Namun, ternyata dugaannya salah, setelah melewati sesi tanya jawab yang hampir semuanya di jawab olah Ivan itu berakhir, kakek Ivan yang awalnya berwajah kaku itu tiba tiba melembut, ayah Ivan yang hanya diam menatapnya tiba-tiba tersenyum ke arahnya, mereka malah berterimakasih karena sudah mau berteman dengan Ivan yang nyata-nyatanya memiliki 'kelainan' mata itu

Membuat Dian yang terlambat memperoses keadaan hanya bisa tersenyum kikuk, lalu di akhiri dengan acara minum teh singkat ber empat di ruangan luas itu

"serius deh Ivan, keluargamu kalau lagi seperti tadi itu sangat mengerikan sekali! Kau tau aku hampir mati duduk saat kakekmu bertanya tentang aku tau kelebihanmu apa tidak." Ivan terkekeh, memaklumi sikap yang di keluarkan temannya saat di ruang tamu tadi.

Ivan masih ingat, wajah cerah Dian yang seketika luntur saat seorang pelayan tiba tiba mendatangi mereka, mengatakan bahwa kepala keluarga Robertson sedang menunggu mereka berdua di ruang tengah

"Sudahlah, yang penting sekarang kau sudah lulus test dari keluargaku, sekali kau lulus, kau akan terus di anggap tamu kehormatan di rumah ini" Goda Ivan mencoba membuat sahabatnya itu tergiur.

Dian yang mendengar perkataan temannya sontak terdiam lalu mengerling nakal, memikirkan apa saja yang akan dia minta pada semua pelayan yang ada di mension ini, dia akan di layani seperti raja.

"Ahh.. kawan, kau tau aku bukan orang yang seperti itu kan,"ucap Dian sambil mengibaskan tangannya, sedangkan Ivan hanya bisa memutar matanya jengah

"Hhh…ngomong-ngomong, kau akan menginap berapa hari di sini?"

"Entahlah, tapi aku sudah mendapat restu selama 14 hari penuh dari orang tuaku"Ivan bergerak, melangkah ke arah sofa panjang di dekat jendela sebelah kanan ranjang, meminta pelayan untuk menyediakan dua cangkir teh dan beberapa kudapan di meja.

"Hmm… aku sebenarnya sudah berencana untuk kemah kita.

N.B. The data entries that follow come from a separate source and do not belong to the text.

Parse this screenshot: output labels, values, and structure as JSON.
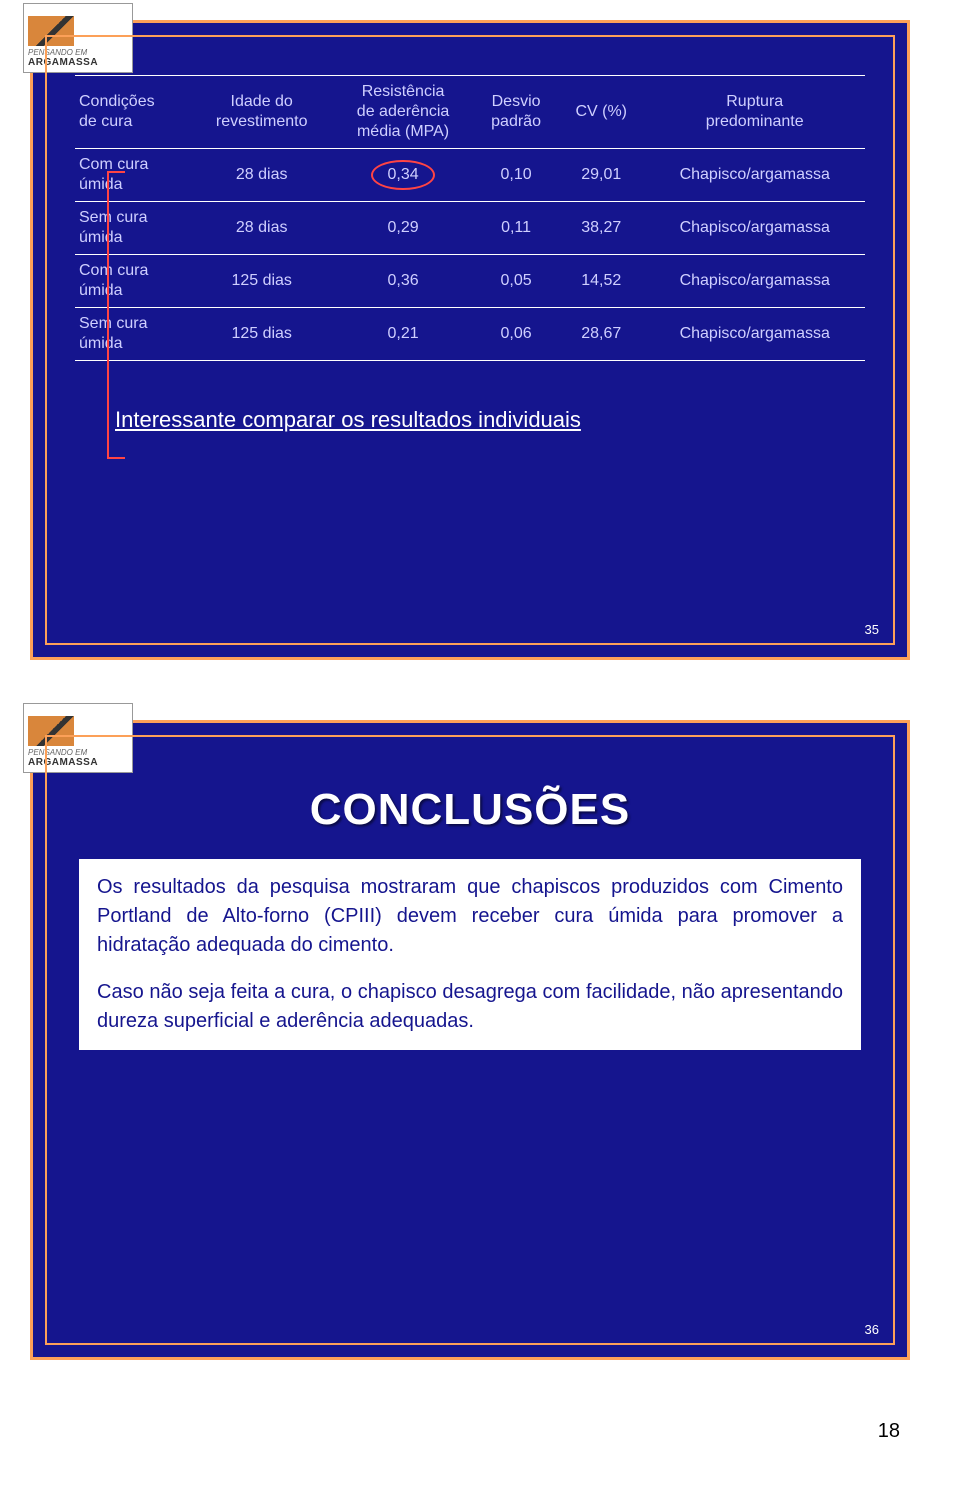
{
  "logo": {
    "line1": "PENSANDO EM",
    "line2": "ARGAMASSA"
  },
  "slide1": {
    "number": "35",
    "headers": {
      "c0a": "Condições",
      "c0b": "de cura",
      "c1a": "Idade do",
      "c1b": "revestimento",
      "c2a": "Resistência",
      "c2b": "de aderência",
      "c2c": "média (MPA)",
      "c3a": "Desvio",
      "c3b": "padrão",
      "c4": "CV (%)",
      "c5a": "Ruptura",
      "c5b": "predominante"
    },
    "rows": [
      {
        "c0a": "Com cura",
        "c0b": "úmida",
        "c1": "28 dias",
        "c2": "0,34",
        "c3": "0,10",
        "c4": "29,01",
        "c5": "Chapisco/argamassa",
        "circle": true
      },
      {
        "c0a": "Sem cura",
        "c0b": "úmida",
        "c1": "28 dias",
        "c2": "0,29",
        "c3": "0,11",
        "c4": "38,27",
        "c5": "Chapisco/argamassa"
      },
      {
        "c0a": "Com cura",
        "c0b": "úmida",
        "c1": "125 dias",
        "c2": "0,36",
        "c3": "0,05",
        "c4": "14,52",
        "c5": "Chapisco/argamassa"
      },
      {
        "c0a": "Sem cura",
        "c0b": "úmida",
        "c1": "125 dias",
        "c2": "0,21",
        "c3": "0,06",
        "c4": "28,67",
        "c5": "Chapisco/argamassa"
      }
    ],
    "caption": "Interessante comparar os resultados individuais"
  },
  "slide2": {
    "number": "36",
    "title": "CONCLUSÕES",
    "p1": "Os resultados da pesquisa mostraram que chapiscos produzidos com Cimento Portland de Alto-forno (CPIII) devem receber cura úmida para promover a hidratação adequada do cimento.",
    "p2": "Caso não seja feita a cura, o chapisco desagrega com facilidade, não apresentando dureza superficial e aderência adequadas."
  },
  "pageNumber": "18",
  "colors": {
    "slide_bg": "#15158e",
    "slide_border": "#fca058",
    "text_light": "#cfcfff",
    "highlight": "#ff4444"
  }
}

Hanya saja, ayahku mengirimku ke Jember untuk observasi sebuah villa yang di jual oleh teman kakekku, denger-denger sih berhantu, letaknya agak jauh dari kota, lusa kita berangkat, aku akan membawa beberapa-"

"Wow! Tunggu dulu! Kau sadar apa yang barusan kau katakan kan?" Ivan terdiam, mencoba mengulang kalimat yang barusan dia katakan di otaknya.

"Emang kenapa? Ada yang salah?"

"Villa berhantu katamu?!! AKU TIDAK IKUT!!"

"Ayolaahh…kau tau yang hanya bisa melihatnya hanya aku, kenapa malah kau yang takut" Dian mengangkat tangannya sambil menggeleng, bersikeras kalau dia tidak mau ikut ke tempat berhantu itu bersama Ivan.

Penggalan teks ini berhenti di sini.